I'm not sure if there was some design behind that, or oversight, or what. Blah.
JoshT
May 16th, 2002, 01:24 PM
It's the little known table CSS border-collapse!
<!DOCTYPE HTML PUBLIC "-//W3C//DTD HTML 4.01 Transitional//EN"
"http://www.w3.org/TR/html4/loose.dtd">
<html>
<head>
<title>Test Page</title>
<style type="text/css">
html {
margin: 0px;
padding: 0px;
}
body {
background-color: blue;
color: #000000;
margin: 0px;
border: 0px;
padding: 0px;
text-align: center;
}
table {
width: 100%;
padding: 0px;
margin: 0px;
border-collapse : collapse;
}
tr {padding: 0px; margin: 0px;}
td {color: white; background-color: black; margin: 0px; border: 0px;}
</style>
</head>
<body>
<table style="" >
<tr style="">
<td style="">Foo</td>
</tr>
</table>
</body>
</html>
CiberTHuG
May 16th, 2002, 02:16 PM
Rock on. I was playing with border-spacing but not getting the desired affect. I also was playing with the rules attribute of the table, which didn't have the desired affect in every browser. Border-collapse doesn't do anything for Communicator 4.79, but that is no great loss. It makes other browsers look consistent.
WALDO
May 22nd, 2002, 12:29 PM
<!DOCTYPE HTML PUBLIC "-//W3C//DTD HTML 4.0 Transitional//EN">
<html>
<head>
<title>Test Page</title>
<style type="text/css">
body {
background: #ff00ff;
color: #000000;
margin: 0px 0px 0px 0px;
border: 0px 0px 0px 0px;
padding: 0px 0px 0px 0px;
text-align: center;
}
</style>
</head>
<body topmargin="0" leftmargin="0">
<table width="100%" border="0" cellspacing="0" cellpadding="0">
<tr style="padding: 0px; margin: 0px;">
<td style="color: white; background-color: black">Foo</td>
</tr>
</table>
</body>
</html>
JoshT
May 22nd, 2002, 01:52 PM
Umm...
<body topmargin="0" leftmargin="0"> - This is not valid HTML, AFAIK.
<table width="100%" border="0" cellspacing="0" cellpadding="0"> - This is depreciated, to be replaced with CSS...
scoutt
May 23rd, 2002, 05:04 PM
Josh, or anybody for that matter, can you refresh my memory as to what the css equivelant is to that? mainly the margins?
CiberTHuG
May 23rd, 2002, 05:13 PM
There are sometimes a few ways to write the same thing in CSS. I'm not sure why there is the redundancy, but a very verbous way of replacing what Josh pointed out would be
<body style="margin-top: 0px; margin-left: 0px;">
<table style="width: 100%; border-style: none; border-width: 0px;">
I don't remember cell spacing and padding.

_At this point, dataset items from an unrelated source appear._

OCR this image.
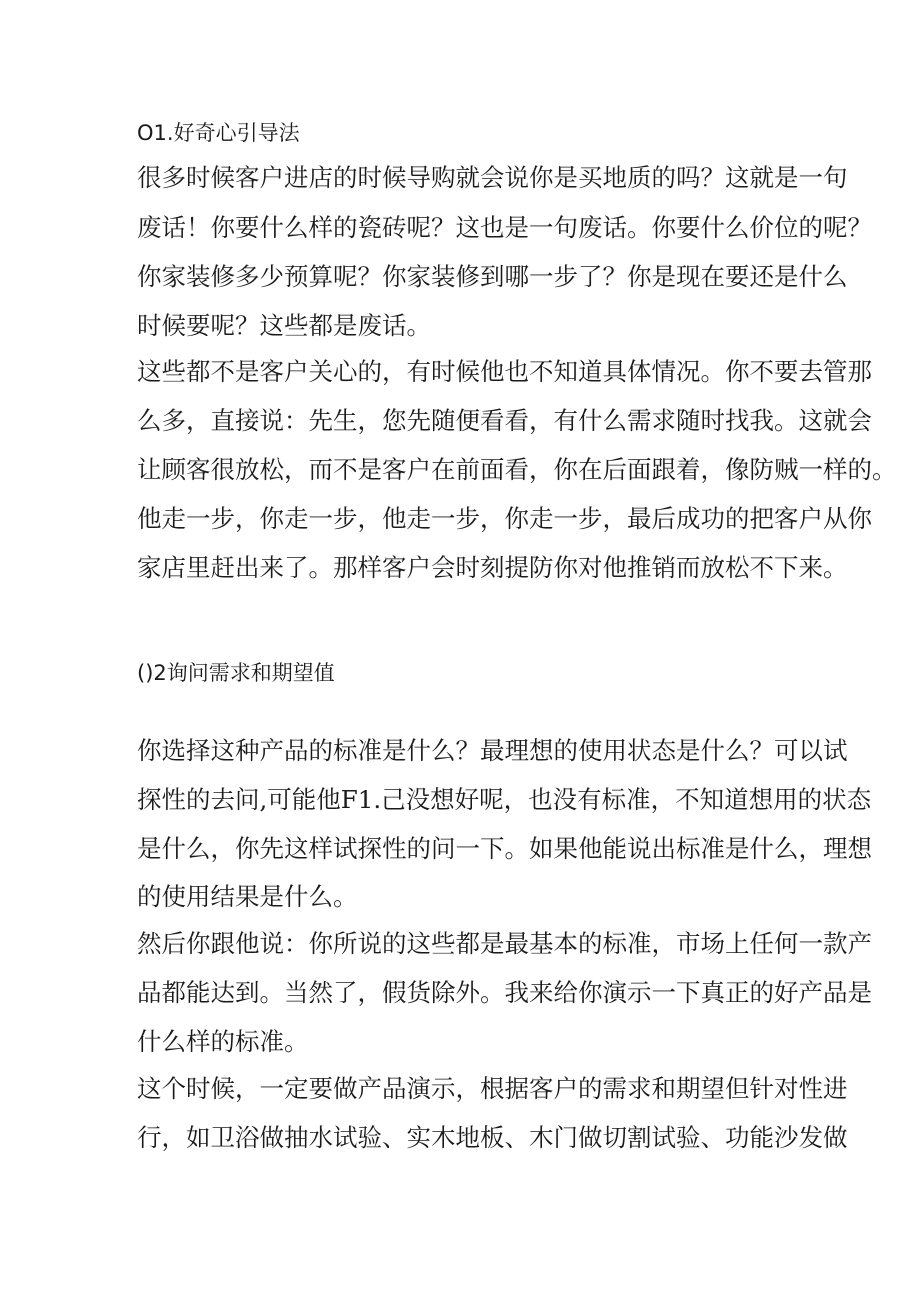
O1.好奇心引导法
很多时候客户进店的时候导购就会说你是买地质的吗？这就是一句
废话！你要什么样的瓷砖呢？这也是一句废话。你要什么价位的呢？
你家装修多少预算呢？你家装修到哪一步了？你是现在要还是什么
时候要呢？这些都是废话。
这些都不是客户关心的，有时候他也不知道具体情况。你不要去管那
么多，直接说：先生，您先随便看看，有什么需求随时找我。这就会
让顾客很放松，而不是客户在前面看，你在后面跟着，像防贼一样的。
他走一步，你走一步，他走一步，你走一步，最后成功的把客户从你
家店里赶出来了。那样客户会时刻提防你对他推销而放松不下来。
()2询问需求和期望值
你选择这种产品的标准是什么？最理想的使用状态是什么？可以试
探性的去问,可能他F1.己没想好呢，也没有标准，不知道想用的状态
是什么，你先这样试探性的问一下。如果他能说出标准是什么，理想
的使用结果是什么。
然后你跟他说：你所说的这些都是最基本的标准，市场上任何一款产
品都能达到。当然了，假货除外。我来给你演示一下真正的好产品是
什么样的标准。
这个时候，一定要做产品演示，根据客户的需求和期望但针对性进
行，如卫浴做抽水试验、实木地板、木门做切割试验、功能沙发做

You can set the margins and padding on the cells themselves, but there are models for the whole table, like collapsing borders, which will get a similar affect.
As always, check the links in my sig.
scoutt
May 23rd, 2002, 05:15 PM
thanks travis, and I have been to the links in your sig quiet a few times.
scoutt
May 23rd, 2002, 10:24 PM
just out of curiosity, Travis, you wouldn't know what teh css for the body margins for NS4.xx, beside marginheight in the body tag.
not that you would care or anything :)
CiberTHuG
May 24th, 2002, 08:24 AM
No, not at all. If it doesn't support the standard (which I've found it doesn't), then I haven't a clue. I would hope that developer.netscape.com would have documentation, but I somehow imagine this has been shuffled under the rug.
For the audience at home, that is the reason for a standard, so Travis only has to learn how to do it once, not once per browser.